If you don’t get a handle on your income early on, you may find that you can’t continue as a freelancer. We certainly don’t want that to happen.
In this post, we’ll examine some of the factors that you must take into consideration when planning your monthly earnings. If you enjoyed this post, you may also like 20 Pricing Principles for Freelancers.
The Amount You Must Earn
If you are going to stay afloat as a freelance designer, you absolutely must earn enough money each month to cover your basic expenses. Both your personal living expenses and business expenses must be covered.
To determine the bottom line for how much you need to earn, list out these expenses. Here’s a partial list of monthly expenses to consider:
- Rent or mortgage
- Car or Transportation
- Internet connection
- Webhosting fee
- Business phone
- Fees for use of stock images
Of course, your own personal and business expense lists will probably include even more expenses that you need to cover. Take your time compiling this list so that you don’t forget anything.
Once you have added all of your costs up, you will have an idea of the absolute minimum amount of money you need to earn in a month. But, if you earn just this minimum amount you will just barely be scraping by.
The Amount You Want to Earn
No one really wants to just scrape by in the long-term, so you’ll need to set an income goal that’s somewhat higher than the minimum amount above. A higher income goal will allow you to earn a profit each month.
How much additional income should you try to earn?
When setting a goal for an additional target income amount, consider your long-range goals. Here are some questions to ask yourself:
- Do I have a savings account?
- Do I plan to get additional education for a family member or myself?
- Am I saving for a trip or vacation?
- Will I be making any major purchases in the next year or two?

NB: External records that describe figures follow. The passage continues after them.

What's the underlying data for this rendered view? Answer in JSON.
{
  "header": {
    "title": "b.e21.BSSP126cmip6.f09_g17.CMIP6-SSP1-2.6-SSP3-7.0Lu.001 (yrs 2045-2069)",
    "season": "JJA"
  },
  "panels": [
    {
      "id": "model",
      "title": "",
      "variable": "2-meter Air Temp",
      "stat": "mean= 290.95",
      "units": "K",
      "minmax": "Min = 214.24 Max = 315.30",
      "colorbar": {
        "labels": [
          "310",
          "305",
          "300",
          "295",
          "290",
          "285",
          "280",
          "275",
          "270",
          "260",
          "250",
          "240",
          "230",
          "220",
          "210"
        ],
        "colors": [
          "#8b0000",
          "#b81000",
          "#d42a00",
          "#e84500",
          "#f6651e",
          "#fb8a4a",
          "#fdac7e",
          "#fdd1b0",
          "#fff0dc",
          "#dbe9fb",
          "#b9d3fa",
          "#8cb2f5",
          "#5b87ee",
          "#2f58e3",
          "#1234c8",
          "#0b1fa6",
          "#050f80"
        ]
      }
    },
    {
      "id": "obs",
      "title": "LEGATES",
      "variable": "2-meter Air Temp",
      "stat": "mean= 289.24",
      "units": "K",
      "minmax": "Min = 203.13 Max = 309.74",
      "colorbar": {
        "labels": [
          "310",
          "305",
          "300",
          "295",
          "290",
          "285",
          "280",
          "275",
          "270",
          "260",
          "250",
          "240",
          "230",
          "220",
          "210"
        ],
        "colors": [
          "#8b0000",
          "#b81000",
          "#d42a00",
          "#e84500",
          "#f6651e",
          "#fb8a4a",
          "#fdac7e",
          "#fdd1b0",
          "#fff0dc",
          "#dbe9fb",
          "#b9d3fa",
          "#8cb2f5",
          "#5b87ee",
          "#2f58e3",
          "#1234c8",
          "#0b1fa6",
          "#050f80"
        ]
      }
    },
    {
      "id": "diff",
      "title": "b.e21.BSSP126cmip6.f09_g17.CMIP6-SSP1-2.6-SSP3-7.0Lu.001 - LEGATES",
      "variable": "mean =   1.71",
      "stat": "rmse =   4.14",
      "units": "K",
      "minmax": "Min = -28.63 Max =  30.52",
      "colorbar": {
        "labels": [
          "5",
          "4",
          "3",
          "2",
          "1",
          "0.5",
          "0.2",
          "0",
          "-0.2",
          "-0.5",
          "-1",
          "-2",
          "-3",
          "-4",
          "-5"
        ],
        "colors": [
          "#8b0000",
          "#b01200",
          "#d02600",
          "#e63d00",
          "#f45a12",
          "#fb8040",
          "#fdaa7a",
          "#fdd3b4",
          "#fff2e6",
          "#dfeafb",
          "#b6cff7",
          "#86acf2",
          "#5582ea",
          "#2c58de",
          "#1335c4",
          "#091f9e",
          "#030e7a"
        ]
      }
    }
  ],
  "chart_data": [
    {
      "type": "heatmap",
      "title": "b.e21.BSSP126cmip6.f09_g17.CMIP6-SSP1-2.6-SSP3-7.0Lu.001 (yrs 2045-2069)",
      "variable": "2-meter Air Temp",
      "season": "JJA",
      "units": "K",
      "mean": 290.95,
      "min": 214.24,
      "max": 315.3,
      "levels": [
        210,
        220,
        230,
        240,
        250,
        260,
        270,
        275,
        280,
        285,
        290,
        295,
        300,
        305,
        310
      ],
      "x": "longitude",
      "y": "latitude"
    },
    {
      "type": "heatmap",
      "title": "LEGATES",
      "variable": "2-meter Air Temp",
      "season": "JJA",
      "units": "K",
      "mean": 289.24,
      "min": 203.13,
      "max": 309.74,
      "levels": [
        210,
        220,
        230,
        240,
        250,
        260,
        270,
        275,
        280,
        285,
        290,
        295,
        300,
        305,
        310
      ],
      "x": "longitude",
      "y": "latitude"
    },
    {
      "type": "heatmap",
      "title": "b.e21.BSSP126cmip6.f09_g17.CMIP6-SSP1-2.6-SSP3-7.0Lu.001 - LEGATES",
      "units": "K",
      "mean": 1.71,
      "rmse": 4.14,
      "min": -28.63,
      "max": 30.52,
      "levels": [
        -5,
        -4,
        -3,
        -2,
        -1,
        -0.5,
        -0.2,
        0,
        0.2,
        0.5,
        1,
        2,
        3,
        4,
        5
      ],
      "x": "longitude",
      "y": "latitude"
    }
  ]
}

Once you have considered your long-range goals you should have an idea of how much you would ideally like to earn each month. You can now set your freelance design rates accordingly.

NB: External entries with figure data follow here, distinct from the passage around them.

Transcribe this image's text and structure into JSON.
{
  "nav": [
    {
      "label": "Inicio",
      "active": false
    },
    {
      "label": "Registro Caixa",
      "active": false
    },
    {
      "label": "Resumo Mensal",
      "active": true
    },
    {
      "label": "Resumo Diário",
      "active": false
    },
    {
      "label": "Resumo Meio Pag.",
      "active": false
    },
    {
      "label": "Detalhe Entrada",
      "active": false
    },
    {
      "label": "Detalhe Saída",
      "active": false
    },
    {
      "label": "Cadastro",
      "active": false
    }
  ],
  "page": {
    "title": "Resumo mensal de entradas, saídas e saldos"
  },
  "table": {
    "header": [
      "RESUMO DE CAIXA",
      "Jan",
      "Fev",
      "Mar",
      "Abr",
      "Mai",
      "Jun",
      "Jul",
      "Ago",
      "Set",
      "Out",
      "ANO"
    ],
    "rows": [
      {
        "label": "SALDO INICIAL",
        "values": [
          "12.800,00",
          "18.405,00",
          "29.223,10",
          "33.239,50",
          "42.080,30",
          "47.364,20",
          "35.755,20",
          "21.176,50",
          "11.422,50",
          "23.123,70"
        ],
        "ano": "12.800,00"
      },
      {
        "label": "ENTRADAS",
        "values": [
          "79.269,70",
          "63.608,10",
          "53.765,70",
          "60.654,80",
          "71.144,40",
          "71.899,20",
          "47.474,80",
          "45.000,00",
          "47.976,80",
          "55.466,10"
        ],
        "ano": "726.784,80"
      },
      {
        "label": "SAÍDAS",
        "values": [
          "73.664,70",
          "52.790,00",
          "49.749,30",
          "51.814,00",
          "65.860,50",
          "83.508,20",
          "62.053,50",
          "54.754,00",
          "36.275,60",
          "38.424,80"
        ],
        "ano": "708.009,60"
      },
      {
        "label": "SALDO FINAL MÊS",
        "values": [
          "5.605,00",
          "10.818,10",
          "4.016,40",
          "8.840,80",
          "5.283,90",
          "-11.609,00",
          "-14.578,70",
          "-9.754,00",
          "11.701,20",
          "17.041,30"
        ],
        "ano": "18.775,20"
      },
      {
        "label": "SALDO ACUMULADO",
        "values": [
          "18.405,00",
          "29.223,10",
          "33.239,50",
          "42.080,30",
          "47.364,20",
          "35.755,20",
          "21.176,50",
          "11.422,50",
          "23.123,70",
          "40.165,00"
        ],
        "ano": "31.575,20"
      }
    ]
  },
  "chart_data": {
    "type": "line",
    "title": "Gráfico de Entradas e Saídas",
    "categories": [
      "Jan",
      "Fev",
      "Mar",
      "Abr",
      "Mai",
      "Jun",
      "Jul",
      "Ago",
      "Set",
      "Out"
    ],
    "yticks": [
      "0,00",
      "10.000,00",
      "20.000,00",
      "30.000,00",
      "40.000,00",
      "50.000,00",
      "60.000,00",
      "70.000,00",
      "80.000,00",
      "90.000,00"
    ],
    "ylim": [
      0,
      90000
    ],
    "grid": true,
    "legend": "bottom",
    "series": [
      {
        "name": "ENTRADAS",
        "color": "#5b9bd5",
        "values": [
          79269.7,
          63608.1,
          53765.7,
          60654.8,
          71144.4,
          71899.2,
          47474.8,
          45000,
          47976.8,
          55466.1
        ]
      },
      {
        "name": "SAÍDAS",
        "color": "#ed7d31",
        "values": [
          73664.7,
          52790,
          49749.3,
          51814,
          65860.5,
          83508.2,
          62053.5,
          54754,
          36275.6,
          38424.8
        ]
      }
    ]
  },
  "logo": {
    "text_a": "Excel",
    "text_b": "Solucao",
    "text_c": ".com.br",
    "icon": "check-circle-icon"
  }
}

Common Freelancer Mistakes
Ideally, your monthly income from web design work will always fall between how much you need to earn and how much you want to earn. However, there are some common freelancer mistakes that can keep you from meeting your goal. Here are a few:
- Planning to get 40 hours of paid work every week. Most new freelance web designers are lucky to get 10 hours of paying work in a week. Even experienced web designers sometimes don’t get 40 hours of paying work in a week.
- Not setting aside any savings. Most freelancing design work goes in cycles. You’ll need a savings account to help you meet your expenses during the slow periods when you don’t meet your minimum income goal.
- Not using a contract. Drawing up a contract may seem like extra work, but having one can help you collect what is owed to you if there is a problem later on. Get legal help if you need it.
- Not allowing for project scope creep. Most design projects actually take more time than freelancers realize. So plan for scope creep. Include a little extra time in your estimates.
Other Factors That Can Throw You Off
Make sure that your work is worth what you charge (i.e. deliver high quality work). The quality of your work will help to set you apart from other freelance designers. Never deliver substandard design work.
Don’t undercharge clients if your expenses happen to be very low at the current time. Too many freelancers get trapped by starting out with low rates and then have trouble raising them later on.
Also, the amount of work that you get is directly related to the amount of time you spend promoting your business. Don’t forget to market your design services even when you are busy.
How do you manage your monthly freelance design income? What tips would you add?